To determine eligibility the following information should be provided:

- Initials

- Date of birth

- WHO performance score

- Signed written informed consent

- Date of intended surgery (if known)

Forms and procedures for collecting data

Data will be collected on paper case record forms (CRF). CRFs will be collected and data
will be entered anonymously in an Access data base.

Subject identification Patient data are stored under a code without name, that will ensure
anonimity.

Informed consent All patients will be informed of the aims of the study, the possible
adverse events, the procedures and possible hazards to which he/she will be exposed, and the
mechanism of treatment allocation. They will be informed as to the strict confidentiality of
their patient data, but that their medical records may be reviewed for trial purposes by
authorized individuals other than their treating physician.
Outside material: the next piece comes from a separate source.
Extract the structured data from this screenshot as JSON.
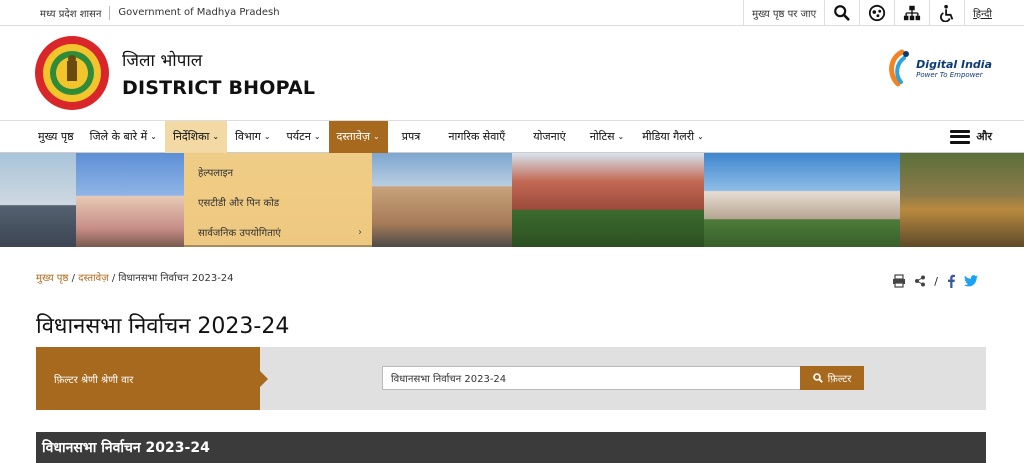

An example of a patient informed
consent statement is given as an appendix to this protocol.

The ethics committee of the UMCG will validate local informed consent documents before start
of the study.

It will be emphasized that the participation is voluntary and that the patient is allowed to
refuse further participation in the protocol whenever he/she wants. This will not prejudice
the patient's subsequent care. Documented informed consent must be obtained for all patients
included in the study before they are registered or randomized in the study. This must be
done in accordance with the national and local regulatory requirements.

The informed consent procedure must conform to the ICH guidelines on Good Clinical Practice.
This implies that "the written informed consent form should be signed and personally dated
by the patient or by the patient's legally acceptable representative".